I signori della memoria e dell'oblio
figure della comunicazione nella cultura antica
- ISBN: 9788822117564
- Editorial: La Nuova Italia
- Fecha de la edición: 1996
- Lugar de la edición: Milano. Italia
- Colección: Biblioteca di Cultura
- Encuadernación: Rústica
- Medidas: 21 cm
- Nº Pág.: 177
- Idiomas: Italiano
L'esperienza comunicativa contemporanea è uscita dalla dimensione (anche simbolica) della fisicità umana: si è trasformata in una comunicazione senza corpo e senza 'persone'. Le orecchie, la lingua, la memoria collocata in noi 'da qualche parte', in stretta simbiosi con l'oblio, sono finite 'fuori' di noi, e vivono di vita autonoma.

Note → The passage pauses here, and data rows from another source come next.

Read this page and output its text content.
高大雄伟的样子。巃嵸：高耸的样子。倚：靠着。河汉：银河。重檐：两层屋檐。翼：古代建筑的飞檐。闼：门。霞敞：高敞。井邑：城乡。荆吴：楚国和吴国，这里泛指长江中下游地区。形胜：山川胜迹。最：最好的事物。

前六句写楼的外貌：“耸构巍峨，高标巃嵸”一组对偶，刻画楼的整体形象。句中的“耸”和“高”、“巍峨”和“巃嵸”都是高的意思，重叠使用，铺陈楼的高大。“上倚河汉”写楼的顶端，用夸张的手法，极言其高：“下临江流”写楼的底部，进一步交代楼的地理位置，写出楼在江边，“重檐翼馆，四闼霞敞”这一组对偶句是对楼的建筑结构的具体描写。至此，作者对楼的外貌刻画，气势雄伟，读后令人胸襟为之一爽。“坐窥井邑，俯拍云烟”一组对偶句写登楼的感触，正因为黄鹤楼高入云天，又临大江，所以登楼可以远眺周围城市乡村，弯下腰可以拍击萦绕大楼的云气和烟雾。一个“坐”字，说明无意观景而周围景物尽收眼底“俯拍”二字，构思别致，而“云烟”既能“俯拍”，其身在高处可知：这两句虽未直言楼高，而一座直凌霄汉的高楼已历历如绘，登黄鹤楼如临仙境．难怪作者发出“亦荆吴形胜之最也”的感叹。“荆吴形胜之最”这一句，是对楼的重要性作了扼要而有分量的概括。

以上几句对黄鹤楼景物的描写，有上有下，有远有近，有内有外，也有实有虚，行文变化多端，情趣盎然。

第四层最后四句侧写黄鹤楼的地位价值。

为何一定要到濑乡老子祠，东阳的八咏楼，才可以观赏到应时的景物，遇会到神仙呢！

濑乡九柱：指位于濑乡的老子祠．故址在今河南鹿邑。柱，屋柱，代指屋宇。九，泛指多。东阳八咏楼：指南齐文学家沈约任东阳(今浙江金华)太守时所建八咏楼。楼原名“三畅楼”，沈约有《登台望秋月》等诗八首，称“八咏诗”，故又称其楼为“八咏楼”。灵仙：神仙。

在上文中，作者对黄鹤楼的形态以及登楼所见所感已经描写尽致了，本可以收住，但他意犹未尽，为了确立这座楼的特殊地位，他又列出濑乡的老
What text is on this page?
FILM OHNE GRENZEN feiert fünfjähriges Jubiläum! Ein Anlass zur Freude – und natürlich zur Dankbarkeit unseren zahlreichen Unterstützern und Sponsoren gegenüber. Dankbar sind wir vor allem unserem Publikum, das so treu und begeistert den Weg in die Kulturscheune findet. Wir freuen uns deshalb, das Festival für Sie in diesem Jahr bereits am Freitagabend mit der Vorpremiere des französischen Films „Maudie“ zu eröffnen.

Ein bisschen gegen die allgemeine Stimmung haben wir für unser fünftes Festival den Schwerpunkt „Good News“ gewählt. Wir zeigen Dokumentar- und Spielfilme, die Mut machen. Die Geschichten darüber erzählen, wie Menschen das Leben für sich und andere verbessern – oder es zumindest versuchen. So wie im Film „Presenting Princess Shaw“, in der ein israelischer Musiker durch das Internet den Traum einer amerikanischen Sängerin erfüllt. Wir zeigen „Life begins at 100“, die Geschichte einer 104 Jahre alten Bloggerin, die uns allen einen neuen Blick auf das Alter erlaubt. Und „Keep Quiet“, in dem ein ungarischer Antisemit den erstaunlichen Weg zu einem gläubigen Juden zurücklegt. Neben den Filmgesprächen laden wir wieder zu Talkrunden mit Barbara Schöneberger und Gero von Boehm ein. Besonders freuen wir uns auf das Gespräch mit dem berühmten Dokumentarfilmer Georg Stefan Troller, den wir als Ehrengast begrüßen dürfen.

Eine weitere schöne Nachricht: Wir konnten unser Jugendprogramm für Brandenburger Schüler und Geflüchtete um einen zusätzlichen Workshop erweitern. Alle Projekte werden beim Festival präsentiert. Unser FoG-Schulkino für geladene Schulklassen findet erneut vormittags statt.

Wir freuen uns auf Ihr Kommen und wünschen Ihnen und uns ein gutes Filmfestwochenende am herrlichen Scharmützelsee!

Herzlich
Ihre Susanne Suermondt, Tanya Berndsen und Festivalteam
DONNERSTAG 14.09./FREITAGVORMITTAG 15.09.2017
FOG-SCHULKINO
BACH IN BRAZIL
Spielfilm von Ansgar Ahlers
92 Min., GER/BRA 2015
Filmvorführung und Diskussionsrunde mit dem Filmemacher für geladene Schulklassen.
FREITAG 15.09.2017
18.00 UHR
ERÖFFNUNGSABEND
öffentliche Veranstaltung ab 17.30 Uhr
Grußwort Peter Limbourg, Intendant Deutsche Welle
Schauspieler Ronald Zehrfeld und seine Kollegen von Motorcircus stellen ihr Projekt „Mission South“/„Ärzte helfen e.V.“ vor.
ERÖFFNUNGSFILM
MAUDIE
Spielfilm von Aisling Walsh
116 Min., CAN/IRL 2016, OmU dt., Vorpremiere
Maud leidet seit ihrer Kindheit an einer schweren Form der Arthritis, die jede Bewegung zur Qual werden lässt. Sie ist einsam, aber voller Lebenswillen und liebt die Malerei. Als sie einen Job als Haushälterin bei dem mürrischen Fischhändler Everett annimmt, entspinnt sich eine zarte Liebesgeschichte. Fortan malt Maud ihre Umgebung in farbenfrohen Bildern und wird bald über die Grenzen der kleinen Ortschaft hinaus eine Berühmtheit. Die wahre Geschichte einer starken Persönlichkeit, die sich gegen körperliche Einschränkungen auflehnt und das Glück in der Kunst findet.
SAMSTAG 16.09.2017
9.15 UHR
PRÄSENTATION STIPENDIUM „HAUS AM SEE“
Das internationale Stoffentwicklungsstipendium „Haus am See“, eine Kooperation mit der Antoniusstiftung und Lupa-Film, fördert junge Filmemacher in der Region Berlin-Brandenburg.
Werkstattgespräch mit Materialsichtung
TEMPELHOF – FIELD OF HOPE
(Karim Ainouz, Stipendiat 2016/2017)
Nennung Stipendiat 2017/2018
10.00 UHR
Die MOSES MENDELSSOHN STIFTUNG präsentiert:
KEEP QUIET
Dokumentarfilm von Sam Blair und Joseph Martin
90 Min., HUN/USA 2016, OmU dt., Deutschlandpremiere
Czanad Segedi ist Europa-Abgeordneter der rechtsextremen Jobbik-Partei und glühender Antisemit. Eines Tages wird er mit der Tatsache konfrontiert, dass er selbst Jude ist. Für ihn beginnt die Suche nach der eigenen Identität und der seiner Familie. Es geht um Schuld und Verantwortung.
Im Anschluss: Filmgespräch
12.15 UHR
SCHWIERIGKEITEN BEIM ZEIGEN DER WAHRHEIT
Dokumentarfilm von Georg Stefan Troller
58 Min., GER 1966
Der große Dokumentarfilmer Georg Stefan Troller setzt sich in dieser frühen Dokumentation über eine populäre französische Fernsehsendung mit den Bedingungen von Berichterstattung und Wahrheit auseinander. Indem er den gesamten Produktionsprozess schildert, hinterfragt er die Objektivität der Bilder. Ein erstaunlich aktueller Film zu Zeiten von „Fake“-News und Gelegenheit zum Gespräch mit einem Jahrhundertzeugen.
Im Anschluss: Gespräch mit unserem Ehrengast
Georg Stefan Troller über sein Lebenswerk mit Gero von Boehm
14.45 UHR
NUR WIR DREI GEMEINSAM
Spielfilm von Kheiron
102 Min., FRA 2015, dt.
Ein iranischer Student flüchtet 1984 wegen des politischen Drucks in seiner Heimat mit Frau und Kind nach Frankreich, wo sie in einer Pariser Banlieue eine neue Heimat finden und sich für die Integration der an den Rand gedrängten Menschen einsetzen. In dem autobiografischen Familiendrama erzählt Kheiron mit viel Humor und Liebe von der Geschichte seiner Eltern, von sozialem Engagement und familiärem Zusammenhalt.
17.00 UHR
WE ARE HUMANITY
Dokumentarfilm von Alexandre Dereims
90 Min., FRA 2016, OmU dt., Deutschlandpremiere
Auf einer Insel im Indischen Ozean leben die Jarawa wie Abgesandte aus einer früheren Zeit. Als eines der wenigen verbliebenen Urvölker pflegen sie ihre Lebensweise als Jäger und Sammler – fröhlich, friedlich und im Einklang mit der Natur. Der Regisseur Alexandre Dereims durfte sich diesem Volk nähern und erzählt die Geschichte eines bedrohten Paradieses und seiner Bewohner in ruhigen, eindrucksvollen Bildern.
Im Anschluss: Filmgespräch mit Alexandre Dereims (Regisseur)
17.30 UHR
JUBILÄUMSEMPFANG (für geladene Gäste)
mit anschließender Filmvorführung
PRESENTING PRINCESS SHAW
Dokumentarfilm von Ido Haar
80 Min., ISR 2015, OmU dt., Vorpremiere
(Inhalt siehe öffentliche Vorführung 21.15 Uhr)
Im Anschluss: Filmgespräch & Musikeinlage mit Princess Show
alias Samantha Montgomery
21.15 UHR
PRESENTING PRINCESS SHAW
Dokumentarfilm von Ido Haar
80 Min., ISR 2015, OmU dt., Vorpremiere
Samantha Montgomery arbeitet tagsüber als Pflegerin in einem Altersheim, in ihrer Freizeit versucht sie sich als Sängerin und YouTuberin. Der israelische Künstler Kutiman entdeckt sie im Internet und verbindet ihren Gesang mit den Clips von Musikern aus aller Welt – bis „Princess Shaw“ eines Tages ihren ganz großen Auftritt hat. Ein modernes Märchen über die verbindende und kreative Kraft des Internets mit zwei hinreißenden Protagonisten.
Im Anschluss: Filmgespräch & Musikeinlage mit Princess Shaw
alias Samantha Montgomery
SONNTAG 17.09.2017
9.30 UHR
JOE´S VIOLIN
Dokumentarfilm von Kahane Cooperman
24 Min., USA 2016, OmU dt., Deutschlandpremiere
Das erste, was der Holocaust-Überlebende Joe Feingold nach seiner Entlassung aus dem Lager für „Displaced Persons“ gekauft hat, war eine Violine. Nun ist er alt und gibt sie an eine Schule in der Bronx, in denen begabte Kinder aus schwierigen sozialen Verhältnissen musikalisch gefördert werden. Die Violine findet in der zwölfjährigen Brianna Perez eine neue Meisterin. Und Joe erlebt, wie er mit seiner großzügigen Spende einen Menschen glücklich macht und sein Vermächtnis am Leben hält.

La comunicazione fra gli uomini prescinde sempre più spesso dall'interazione fisica - il silenzio stesso, quando scende, non corrisponde più a un vuoto palpabile che circonda le persone e fa cadere la conversazione: esso assume piuttosto la forma della linea telefonica che cade, del fax che si inceppa, della televisione che perde l'audio o si abbuia. Ma non è sempre stato così.I saggi raccolti in questo volume si occupano della comunicazione nel mondo antico e moderno nella prospettiva di chi intende ristabilire il ruolo del corpo e delle 'persone' nella comunicazione umana.Sono state coì scelte e analizzate quattro 'figure' comunicative: il 'profeta', la persona che mette in comunicazione il regno degli uomini con quello degli dei, il mondo umano con quello dove si decide la sorte e il desino dei mortali; il 'medico', colui o colei che ristabilisce la relazione fra passato e presente per individuare la cause del male e porvi rimedio; la 'donna', colei che tiene le fila della comunicazione domestica e mantiene vivo l'archivio della memoria familiare; infine il 'bardo', il cantore di piazza, il comunicatore che si nutre di voci e di 'rumores' e altrettanti sa suscitarne nei luoghi in cui la sua azione si esplica.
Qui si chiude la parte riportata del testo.